Donald Trump’s ascendance is nothing if not surprising.
Pundits thought he would flame out early; he has done things that could have ended other campaigns; and his statements are erratic and even sometimes contradictory. Yet, he remains the leading Republican presidential contender.
Many have tried to explain Trump’s rise in the nine months since he entered the race, and now President Obama can be counted among them: He offered up his analysis of Trump and the broader fight for the Republican presidential nomination during a speech Friday afternoon at a Democratic National Committee event at Texas’s Austin Music Hall.
"We’ve got a debate inside the other party that is fantasy and schoolyard taunts and selling stuff like it’s the Home Shopping Network,” he joked.
Obama said he was unsurprised by the billionaire businessman and reality TV star’s rise.
“How can you be shocked?” he asked to laughter from the crowd, according to a transcript. “This is the guy, remember, who was sure that I was born in Kenya — who just wouldn’t let it go. And all this same Republican establishment, they weren’t saying nothing. As long as it was directed at me, they were fine with it. They thought it was a hoot, wanted to get his endorsement. And then now, suddenly, we’re shocked that there’s gambling going on in this establishment,” he said in an apparent reference to a famous line from the movie classic "Casablanca."

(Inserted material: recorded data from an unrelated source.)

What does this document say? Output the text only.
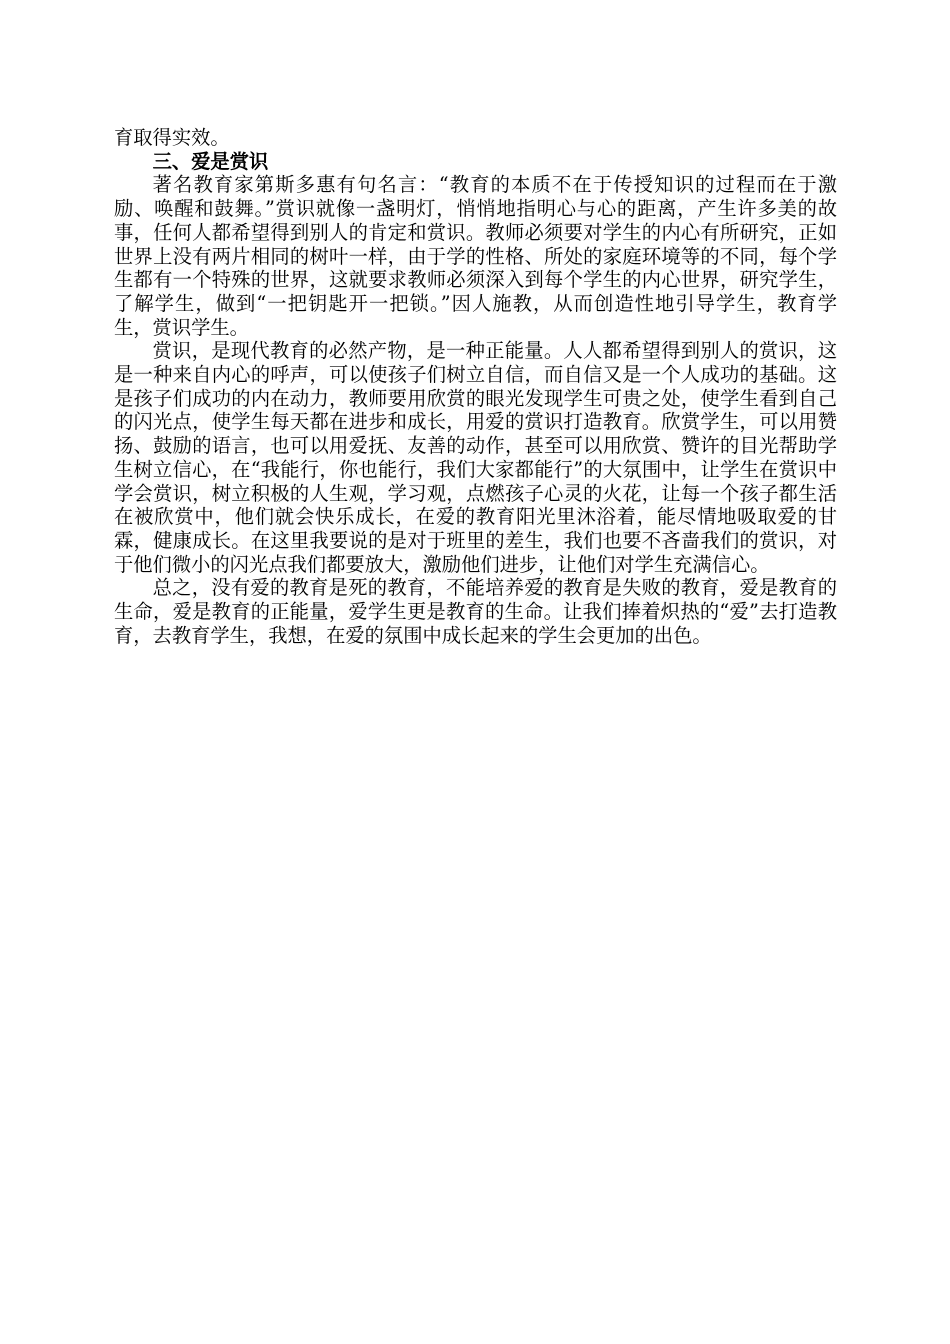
育取得实效。

三、爱是赏识

著名教育家第斯多惠有句名言：“教育的本质不在于传授知识的过程而在于激励、唤醒和鼓舞。”赏识就像一盏明灯，悄悄地指明心与心的距离，产生许多美的故事，任何人都希望得到别人的肯定和赏识。教师必须要对学生的内心有所研究，正如世界上没有两片相同的树叶一样，由于学的性格、所处的家庭环境等的不同，每个学生都有一个特殊的世界，这就要求教师必须深入到每个学生的内心世界，研究学生，了解学生，做到“一把钥匙开一把锁。”因人施教，从而创造性地引导学生，教育学生，赏识学生。

赏识，是现代教育的必然产物，是一种正能量。人人都希望得到别人的赏识，这是一种来自内心的呼声，可以使孩子们树立自信，而自信又是一个人成功的基础。这是孩子们成功的内在动力，教师要用欣赏的眼光发现学生可贵之处，使学生看到自己的闪光点，使学生每天都在进步和成长，用爱的赏识打造教育。欣赏学生，可以用赞扬、鼓励的语言，也可以用爱抚、友善的动作，甚至可以用欣赏、赞许的目光帮助学生树立信心，在“我能行，你也能行，我们大家都能行”的大氛围中，让学生在赏识中学会赏识，树立积极的人生观，学习观，点燃孩子心灵的火花，让每一个孩子都生活在被欣赏中，他们就会快乐成长，在爱的教育阳光里沐浴着，能尽情地吸取爱的甘霖，健康成长。在这里我要说的是对于班里的差生，我们也要不吝啬我们的赏识，对于他们微小的闪光点我们都要放大，激励他们进步，让他们对学生充满信心。

总之，没有爱的教育是死的教育，不能培养爱的教育是失败的教育，爱是教育的生命，爱是教育的正能量，爱学生更是教育的生命。让我们捧着炽热的“爱”去打造教育，去教育学生，我想，在爱的氛围中成长起来的学生会更加的出色。
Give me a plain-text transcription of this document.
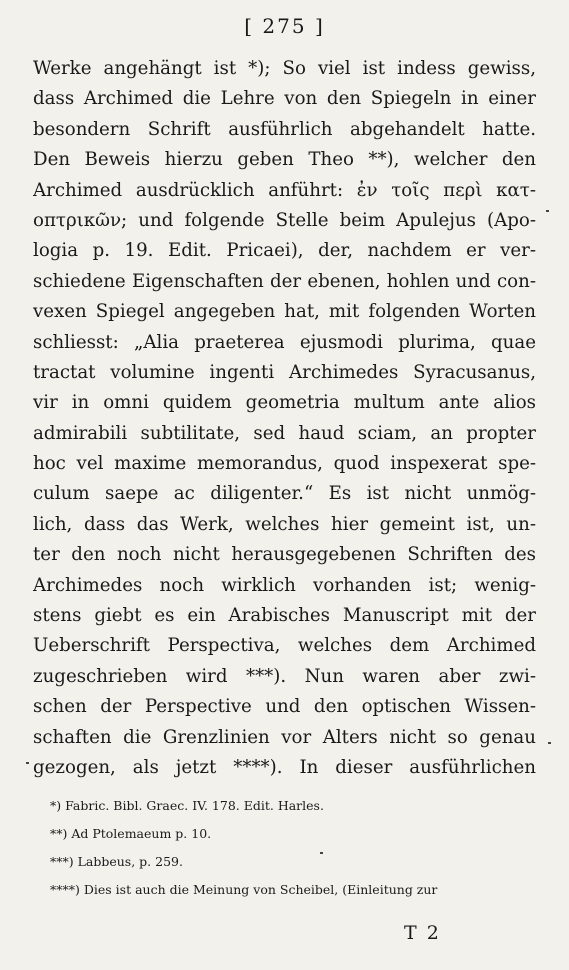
[ 275 ]
Werke angehängt ist *); So viel ist indess gewiss,
dass Archimed die Lehre von den Spiegeln in einer
besondern Schrift ausführlich abgehandelt hatte.
Den Beweis hierzu geben Theo **), welcher den
Archimed ausdrücklich anführt: ἐν τοῖς περὶ κατ-
οπτρικῶν; und folgende Stelle beim Apulejus (Apo-
logia p. 19. Edit. Pricaei), der, nachdem er ver-
schiedene Eigenschaften der ebenen, hohlen und con-
vexen Spiegel angegeben hat, mit folgenden Worten
schliesst: „Alia praeterea ejusmodi plurima, quae
tractat volumine ingenti Archimedes Syracusanus,
vir in omni quidem geometria multum ante alios
admirabili subtilitate, sed haud sciam, an propter
hoc vel maxime memorandus, quod inspexerat spe-
culum saepe ac diligenter.“ Es ist nicht unmög-
lich, dass das Werk, welches hier gemeint ist, un-
ter den noch nicht herausgegebenen Schriften des
Archimedes noch wirklich vorhanden ist; wenig-
stens giebt es ein Arabisches Manuscript mit der
Ueberschrift Perspectiva, welches dem Archimed
zugeschrieben wird ***). Nun waren aber zwi-
schen der Perspective und den optischen Wissen-
schaften die Grenzlinien vor Alters nicht so genau
gezogen, als jetzt ****). In dieser ausführlichen
*) Fabric. Bibl. Graec. IV. 178. Edit. Harles.
**) Ad Ptolemaeum p. 10.
***) Labbeus, p. 259.
****) Dies ist auch die Meinung von Scheibel, (Einleitung zur
T 2
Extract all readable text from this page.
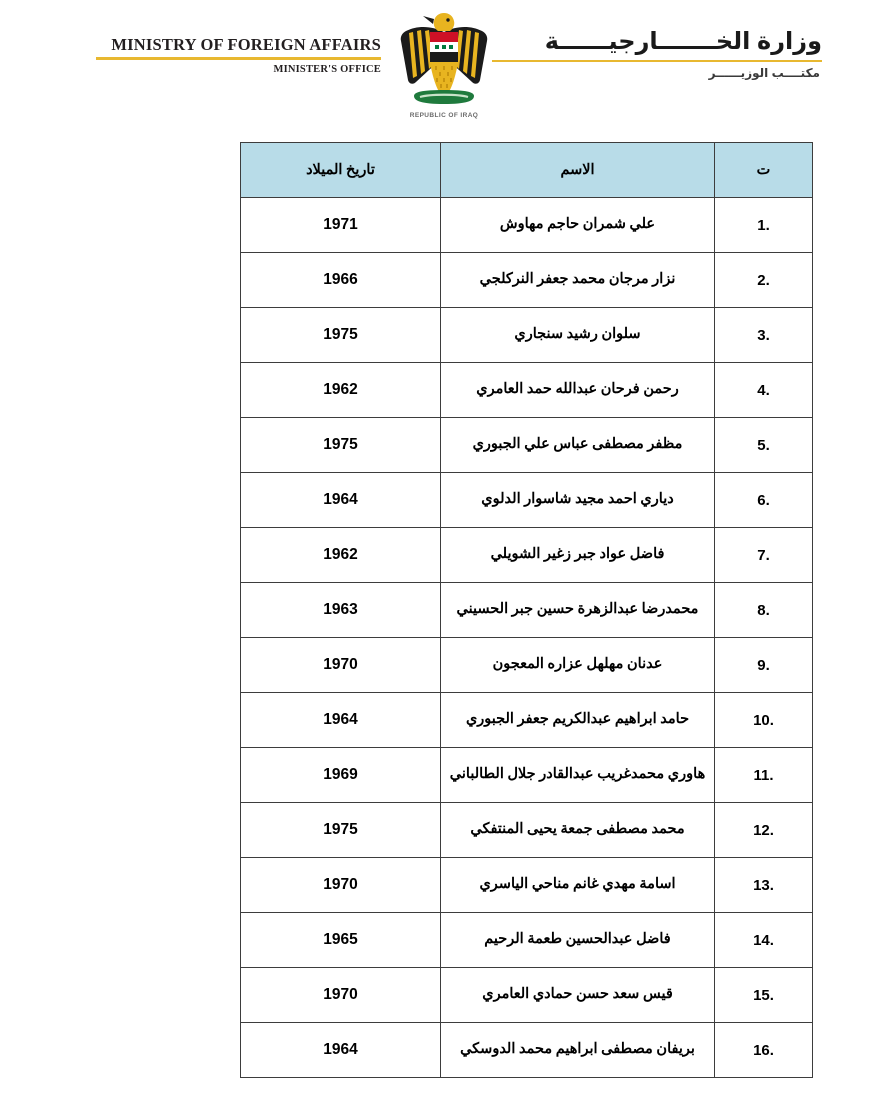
MINISTRY OF FOREIGN AFFAIRS
MINISTER'S OFFICE
REPUBLIC OF IRAQ
وزارة الخـــــــارجيــــــة
مكتــــب الوزيــــــر
ت	الاسم	تاريخ الميلاد
1.	علي شمران حاجم مهاوش	1971
2.	نزار مرجان محمد جعفر النركلجي	1966
3.	سلوان رشيد سنجاري	1975
4.	رحمن فرحان عبدالله حمد العامري	1962
5.	مظفر مصطفى عباس علي الجبوري	1975
6.	دياري احمد مجيد شاسوار الدلوي	1964
7.	فاضل عواد جبر زغير الشويلي	1962
8.	محمدرضا عبدالزهرة حسين جبر الحسيني	1963
9.	عدنان مهلهل عزاره المعجون	1970
10.	حامد ابراهيم عبدالكريم جعفر الجبوري	1964
11.	هاوري محمدغريب عبدالقادر جلال الطالباني	1969
12.	محمد مصطفى جمعة يحيى المنتفكي	1975
13.	اسامة مهدي غانم مناحي الياسري	1970
14.	فاضل عبدالحسين طعمة الرحيم	1965
15.	قيس سعد حسن حمادي العامري	1970
16.	بريفان مصطفى ابراهيم محمد الدوسكي	1964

The Republican Party set the conditions long ago for Trump’s success, Obama said. The billionaire just capitalized on the GOP’s own tactics, the president argued:
What is happening in this primary is just a distillation of what’s been happening inside their party for more than a decade. I mean, the reason that many of their voters are responding is because this is what’s been fed through the messages they’ve been sending for a long time — that you just make flat assertions that don’t comport with the facts. That you just deny the evidence of science. That compromise is a betrayal. That the other side isn’t simply wrong, or we just disagree, we want to take a different approach, but the other side is destroying the country, or treasonous. I mean, that’s — look it up. That’s what they’ve been saying.
So they can’t be surprised when somebody suddenly looks and says, you know what, I can do that even better. I can make stuff up better than that. I can be more outrageous than that. I can insult people even better than that. I can be even more uncivil. I mean, conservative outlets have been feeding their base constantly the notion that everything is a disaster, that everybody else is to blame, that Obamacare is destroying the country. And it doesn’t matter whether it’s true or not. It’s not, we disagree with this program, we think we can do it better — it’s, oh, this is a crisis!
So if you don’t care about the facts, or the evidence, or civility, in general in making your arguments, you will end up with candidates who will say just about anything and do just about anything. And when your answer to every proposal that I make, or Democrats make is no, it means that you’ve got to become more and more unreasonable because that’s the only way you can say no to some pretty reasonable stuff. And then you shouldn’t be surprised when your party ultimately has no ideas to offer at all.
Despite his strong critique of the GOP, though, Obama added a caveat:
There are thoughtful conservatives — good people in the Republican Party, good people who are Republican voters who care about poverty and they care about climate, and don’t resort to insults, and are troubled by what’s happening inside their own party. I know them. I’ve talked to them. But they’ve got to acknowledge why this happened — because some of them have been writing that, “Well, the reason our party is going crazy is because of Obama.” Which is a pretty novel idea. The notion is Obama drove us crazy.
Now, the truth is, what they really mean is their reaction to me was crazy and now it has gotten out of hand. But that’s different. I didn’t cause the reaction. The reaction is something that they have to take responsibility for and then figure out how do we make an adjustment.
Obama's analysis mirrors that of New Yorker editor David Remnick, who in the March 14th issue calls Trump "the beneficiary of a long process of Republican intellectual decadence.”
"Paul Ryan denounces Trump but not the Tea Party rhetoric that propelled his own political ascent," he writes. "John McCain holds Trump in contempt, but selected as his running mate Sarah Palin, the Know-Nothing of Wasilla, one of Trump’s most vivid forerunners and supporters. Mitt Romney last week righteously slammed Trump as a 'phony' and a misogynist, and yet in 2012 he embraced Trump’s endorsement and praised his 'extraordinary' understanding of economics."